The battle for the future runs through the stories of the past: Chelsea Clinton on the importance of acknowledging untold histories as we look to the future

At the Summit, Chelsea Clinton recounted her early-morning run by the Arkansas State Capitol, where she passed a monument created by the Daughters of the Confederacy. Notably absent were any monuments dedicated to the Arkansans who fought for the Union. This selective retelling of history prompted her to share that “the battle for, not only the future, but even who we are today, runs directly through the stories that we tell ourselves and our children about who we are as a country and who has value here.”



The Women’s Voices Summit was a profound reminder to all of us that we cannot move forward in the fight for women’s rights without acknowledging the past. The Summit is just the beginning of more vital conversations, more tangible partnerships, and more action. Two Commitments to Action were made at the Summit.

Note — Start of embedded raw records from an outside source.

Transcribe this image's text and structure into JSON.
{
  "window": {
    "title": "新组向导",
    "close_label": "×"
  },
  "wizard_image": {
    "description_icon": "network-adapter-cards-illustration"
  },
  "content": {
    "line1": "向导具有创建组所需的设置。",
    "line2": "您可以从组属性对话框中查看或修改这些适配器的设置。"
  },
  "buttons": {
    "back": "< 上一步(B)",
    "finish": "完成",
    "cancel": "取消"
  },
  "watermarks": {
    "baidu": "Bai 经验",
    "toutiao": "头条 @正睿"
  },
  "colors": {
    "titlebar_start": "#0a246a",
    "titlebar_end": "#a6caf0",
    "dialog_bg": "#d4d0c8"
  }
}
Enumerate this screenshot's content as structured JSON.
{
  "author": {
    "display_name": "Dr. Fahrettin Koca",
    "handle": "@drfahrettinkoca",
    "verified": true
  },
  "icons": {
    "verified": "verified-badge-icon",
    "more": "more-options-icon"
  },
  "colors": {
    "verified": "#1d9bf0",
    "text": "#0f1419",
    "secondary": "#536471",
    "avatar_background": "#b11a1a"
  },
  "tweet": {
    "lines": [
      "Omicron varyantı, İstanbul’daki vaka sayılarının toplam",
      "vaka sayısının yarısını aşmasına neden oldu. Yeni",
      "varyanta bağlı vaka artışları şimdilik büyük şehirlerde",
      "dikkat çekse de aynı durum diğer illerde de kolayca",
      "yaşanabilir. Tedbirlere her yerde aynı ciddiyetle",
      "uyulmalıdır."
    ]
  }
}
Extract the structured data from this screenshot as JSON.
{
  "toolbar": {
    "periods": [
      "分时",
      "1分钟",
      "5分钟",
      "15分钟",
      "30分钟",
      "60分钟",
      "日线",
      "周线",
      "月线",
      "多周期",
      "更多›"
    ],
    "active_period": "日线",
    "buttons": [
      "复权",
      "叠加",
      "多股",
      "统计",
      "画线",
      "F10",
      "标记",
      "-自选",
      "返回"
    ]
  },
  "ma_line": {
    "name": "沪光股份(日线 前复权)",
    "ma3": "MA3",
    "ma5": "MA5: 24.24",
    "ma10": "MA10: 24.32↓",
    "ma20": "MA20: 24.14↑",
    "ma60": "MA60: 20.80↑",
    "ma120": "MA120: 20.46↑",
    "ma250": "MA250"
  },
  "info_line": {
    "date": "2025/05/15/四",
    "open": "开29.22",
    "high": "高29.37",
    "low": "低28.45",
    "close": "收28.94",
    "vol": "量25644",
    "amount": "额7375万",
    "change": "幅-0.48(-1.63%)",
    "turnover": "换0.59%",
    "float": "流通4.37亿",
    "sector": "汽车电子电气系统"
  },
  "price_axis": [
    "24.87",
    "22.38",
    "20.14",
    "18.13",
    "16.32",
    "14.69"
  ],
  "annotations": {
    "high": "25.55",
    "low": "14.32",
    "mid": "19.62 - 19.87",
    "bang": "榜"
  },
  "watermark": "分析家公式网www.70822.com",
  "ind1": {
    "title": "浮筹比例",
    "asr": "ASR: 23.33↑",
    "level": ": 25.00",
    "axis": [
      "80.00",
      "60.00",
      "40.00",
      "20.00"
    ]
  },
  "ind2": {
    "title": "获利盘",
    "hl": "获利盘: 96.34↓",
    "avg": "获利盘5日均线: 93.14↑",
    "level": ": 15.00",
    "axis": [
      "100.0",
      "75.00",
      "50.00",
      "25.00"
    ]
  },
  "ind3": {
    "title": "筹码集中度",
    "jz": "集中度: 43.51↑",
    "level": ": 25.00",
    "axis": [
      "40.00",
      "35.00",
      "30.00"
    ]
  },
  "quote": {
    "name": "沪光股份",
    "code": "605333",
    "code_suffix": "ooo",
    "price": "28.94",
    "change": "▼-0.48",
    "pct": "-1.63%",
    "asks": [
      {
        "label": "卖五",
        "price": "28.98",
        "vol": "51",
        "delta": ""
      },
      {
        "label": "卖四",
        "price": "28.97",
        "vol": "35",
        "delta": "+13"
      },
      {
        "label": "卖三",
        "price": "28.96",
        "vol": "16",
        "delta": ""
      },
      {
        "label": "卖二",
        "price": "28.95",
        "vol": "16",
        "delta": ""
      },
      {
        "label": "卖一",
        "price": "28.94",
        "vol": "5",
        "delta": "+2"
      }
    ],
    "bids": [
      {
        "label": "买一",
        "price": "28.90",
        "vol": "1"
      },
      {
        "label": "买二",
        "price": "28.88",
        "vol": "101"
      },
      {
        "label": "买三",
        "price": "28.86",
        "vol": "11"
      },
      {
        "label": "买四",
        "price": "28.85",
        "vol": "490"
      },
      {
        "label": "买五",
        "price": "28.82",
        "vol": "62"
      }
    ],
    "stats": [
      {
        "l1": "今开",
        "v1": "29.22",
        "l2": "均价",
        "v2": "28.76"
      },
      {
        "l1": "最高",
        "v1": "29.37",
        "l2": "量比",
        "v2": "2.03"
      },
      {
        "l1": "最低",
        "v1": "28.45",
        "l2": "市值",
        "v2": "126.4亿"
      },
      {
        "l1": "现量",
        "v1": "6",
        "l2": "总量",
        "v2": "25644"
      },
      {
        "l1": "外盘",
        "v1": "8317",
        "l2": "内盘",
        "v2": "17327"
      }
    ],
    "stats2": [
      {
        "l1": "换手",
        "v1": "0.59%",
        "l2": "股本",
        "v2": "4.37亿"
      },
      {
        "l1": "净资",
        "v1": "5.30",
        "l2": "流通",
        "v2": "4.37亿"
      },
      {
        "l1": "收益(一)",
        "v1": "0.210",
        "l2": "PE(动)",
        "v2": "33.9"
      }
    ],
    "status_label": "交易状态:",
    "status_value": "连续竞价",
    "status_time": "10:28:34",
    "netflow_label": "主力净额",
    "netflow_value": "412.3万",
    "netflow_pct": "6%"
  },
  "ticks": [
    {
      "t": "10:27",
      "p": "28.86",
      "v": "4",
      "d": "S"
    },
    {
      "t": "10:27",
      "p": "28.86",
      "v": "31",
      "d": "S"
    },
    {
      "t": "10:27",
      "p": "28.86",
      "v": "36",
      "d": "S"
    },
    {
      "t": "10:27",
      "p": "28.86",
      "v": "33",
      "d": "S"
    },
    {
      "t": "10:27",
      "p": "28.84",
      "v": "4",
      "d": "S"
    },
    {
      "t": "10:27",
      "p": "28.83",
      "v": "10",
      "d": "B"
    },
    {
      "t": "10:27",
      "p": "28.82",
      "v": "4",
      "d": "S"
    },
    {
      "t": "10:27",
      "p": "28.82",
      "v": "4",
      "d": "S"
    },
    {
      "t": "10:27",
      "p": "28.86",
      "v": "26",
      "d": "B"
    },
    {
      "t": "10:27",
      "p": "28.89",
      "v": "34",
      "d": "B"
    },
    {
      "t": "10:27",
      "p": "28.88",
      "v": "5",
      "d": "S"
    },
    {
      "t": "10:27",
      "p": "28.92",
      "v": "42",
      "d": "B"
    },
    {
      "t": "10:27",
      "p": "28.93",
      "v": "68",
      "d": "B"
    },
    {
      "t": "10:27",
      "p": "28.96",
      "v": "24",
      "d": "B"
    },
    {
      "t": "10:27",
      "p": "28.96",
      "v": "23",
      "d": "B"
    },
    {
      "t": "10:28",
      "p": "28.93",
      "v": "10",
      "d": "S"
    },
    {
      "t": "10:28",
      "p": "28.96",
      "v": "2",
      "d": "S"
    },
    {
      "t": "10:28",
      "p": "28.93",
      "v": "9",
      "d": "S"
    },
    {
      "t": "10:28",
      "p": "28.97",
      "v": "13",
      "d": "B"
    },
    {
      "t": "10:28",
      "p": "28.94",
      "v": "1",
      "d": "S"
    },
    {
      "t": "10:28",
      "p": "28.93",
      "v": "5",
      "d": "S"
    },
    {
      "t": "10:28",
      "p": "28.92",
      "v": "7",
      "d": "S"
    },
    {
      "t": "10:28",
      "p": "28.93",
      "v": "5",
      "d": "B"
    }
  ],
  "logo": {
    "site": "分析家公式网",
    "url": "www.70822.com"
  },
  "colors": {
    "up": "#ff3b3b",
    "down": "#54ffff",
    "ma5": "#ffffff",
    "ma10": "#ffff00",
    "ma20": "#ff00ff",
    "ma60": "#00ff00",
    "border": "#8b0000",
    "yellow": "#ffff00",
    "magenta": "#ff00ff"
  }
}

Health Information Project, in partnership with the Little Rock School District and the University of Arkansas for Medical Sciences, committed to implementing a peer-to-peer model in five high schools starting in fall 2023. This commitment will offer relevant, reliable health education and support for over 6,000 students and their families in Little Rock to more easily access healthcare resources.

Global Response Management and Massachusetts General Hospital Global Disaster Response and Humanitarian Action committed to addressing the humanitarian crisis in the U.S.-Mexico border by providing basic health services for the vulnerable migratory populations through three core objectives: 1) increasing provider capacity for direct care, 2) ensuring consistency in accessibility of that care, and 3) increasing access to specialty services specifically in maternal and child health.